C’est une sorte de sujet de quête pour moi.
Sorour Kasmaï est né à Téhéran, mais elle a fui l’Iran après la Révolution pour s’installer en France où elle vit depuis plus de 40 ans. À côté de ses activités de traductrice, elle publie quatre romans et fonde la collection « Horizons persans» aux éditions Actes Sud. Et comme c’est une femme engagée, notamment auprès de celles qui s’insurgent contre l’oppression qu’elles subissent de la part du gouvernement iranien, elle a publié en 2023 l’ouvrage « Femmes, rêves, liberté », en écho au mouvement « Femmes, vie, liberté ». Et pour cet épisode, elle a choisi de nous parler d’un mot existentiel.
Je vais vous parler d’un mot qui m’a toujours intriguée. C’est le mot « être » qui est un verbe, mais qui est aussi un substantif. Et donc il a plusieurs aspects. Le verbe « être » est un verbe d’état qui relie l’attribut au sujet, mais c’est un verbe on ne peut plus irrégulier. « Je suis » mais « tu es », « nous sommes » mais « vous êtes », et [au] passé et futur aussi sont différentes. « Je fus » alors que « je serai ». Peut-être c’est une façon d’exprimer l’idée que chacun a sa façon d’être dans le temps.
Et puis il y a cette forme à la troisième personne du singulier « est », E S T, qui est commune au persan, au français et au russe, mes trois langues. En passant, une petite remarque, le verbe « être » ne se conjugue pas en russe au présent. On ne peut qu’être qu’au futur et au passé. Et donc tous ces aspects m’ont toujours intrigué par rapport à cette façon que la langue prévoit pour son locuteur ou locutrice que je suis d’être.

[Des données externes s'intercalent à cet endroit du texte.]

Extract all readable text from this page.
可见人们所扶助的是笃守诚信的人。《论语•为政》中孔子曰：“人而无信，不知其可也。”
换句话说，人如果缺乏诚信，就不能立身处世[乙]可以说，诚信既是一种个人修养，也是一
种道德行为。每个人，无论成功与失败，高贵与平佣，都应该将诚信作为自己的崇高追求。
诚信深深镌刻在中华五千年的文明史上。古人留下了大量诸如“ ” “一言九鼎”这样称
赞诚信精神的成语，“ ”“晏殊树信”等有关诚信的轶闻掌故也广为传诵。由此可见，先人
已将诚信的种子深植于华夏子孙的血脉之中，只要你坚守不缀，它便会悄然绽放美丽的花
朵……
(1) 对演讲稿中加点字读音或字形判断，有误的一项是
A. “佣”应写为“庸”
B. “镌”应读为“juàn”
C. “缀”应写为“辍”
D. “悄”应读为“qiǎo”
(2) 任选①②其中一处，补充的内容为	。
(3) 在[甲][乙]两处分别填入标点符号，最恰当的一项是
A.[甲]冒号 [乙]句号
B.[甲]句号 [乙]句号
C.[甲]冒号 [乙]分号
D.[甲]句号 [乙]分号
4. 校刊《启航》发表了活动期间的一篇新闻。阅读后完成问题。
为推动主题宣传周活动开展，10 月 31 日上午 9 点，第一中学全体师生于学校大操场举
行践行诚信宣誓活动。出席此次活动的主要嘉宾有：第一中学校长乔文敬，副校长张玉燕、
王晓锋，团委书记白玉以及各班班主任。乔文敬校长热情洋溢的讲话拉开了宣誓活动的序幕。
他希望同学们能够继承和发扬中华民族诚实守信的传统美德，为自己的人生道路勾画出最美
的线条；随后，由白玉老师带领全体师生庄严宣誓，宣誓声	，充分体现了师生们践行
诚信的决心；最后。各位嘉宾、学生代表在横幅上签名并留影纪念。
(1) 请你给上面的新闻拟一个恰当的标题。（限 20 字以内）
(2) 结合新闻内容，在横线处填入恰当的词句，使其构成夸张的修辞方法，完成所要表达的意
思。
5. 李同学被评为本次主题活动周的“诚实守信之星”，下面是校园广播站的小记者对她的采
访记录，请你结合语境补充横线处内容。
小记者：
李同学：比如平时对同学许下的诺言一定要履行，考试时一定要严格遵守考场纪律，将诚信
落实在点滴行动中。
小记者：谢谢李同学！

« Être », c’est aussi exister, c’est vivre.
C’est l’être. Ce qui nous ramène au substantif, c’est-à-dire prendre conscience de son être profond, le façonner malgré les obstacles qui sont la culture, les coutumes, les traditions, les croyances qui vous obligent d’être celle-ci ou celle-là et qui vous empêche d’être celle que vous voudriez être. Et donc c’est une voix, une sorte de voix mystique, presque pour arriver à toucher vraiment cet être profond qui est quelque part en nous, la faire révéler, si vous voulez. Et l’être n’est jamais figé. L’être a un rapport dialectique avec le temps, avec le devenir. Dès que vous êtes quelqu’un, que vous prenez conscience de l’être, vous êtes déjà quelqu’un d’autre. Être femme, être exilée, être écrivaine. Et le dernier ouvrage que j’ai édité a pour titre « Femmes, rêve, liberté ». Et c’est la réponse collective de douze écrivains iraniens à la question emblématique de la littérature. Être ou ne pas être ? « Faut-il endurer les coups du destin ? demande Shakespeare, ou se rebeller pour mettre fin à la douleur ? »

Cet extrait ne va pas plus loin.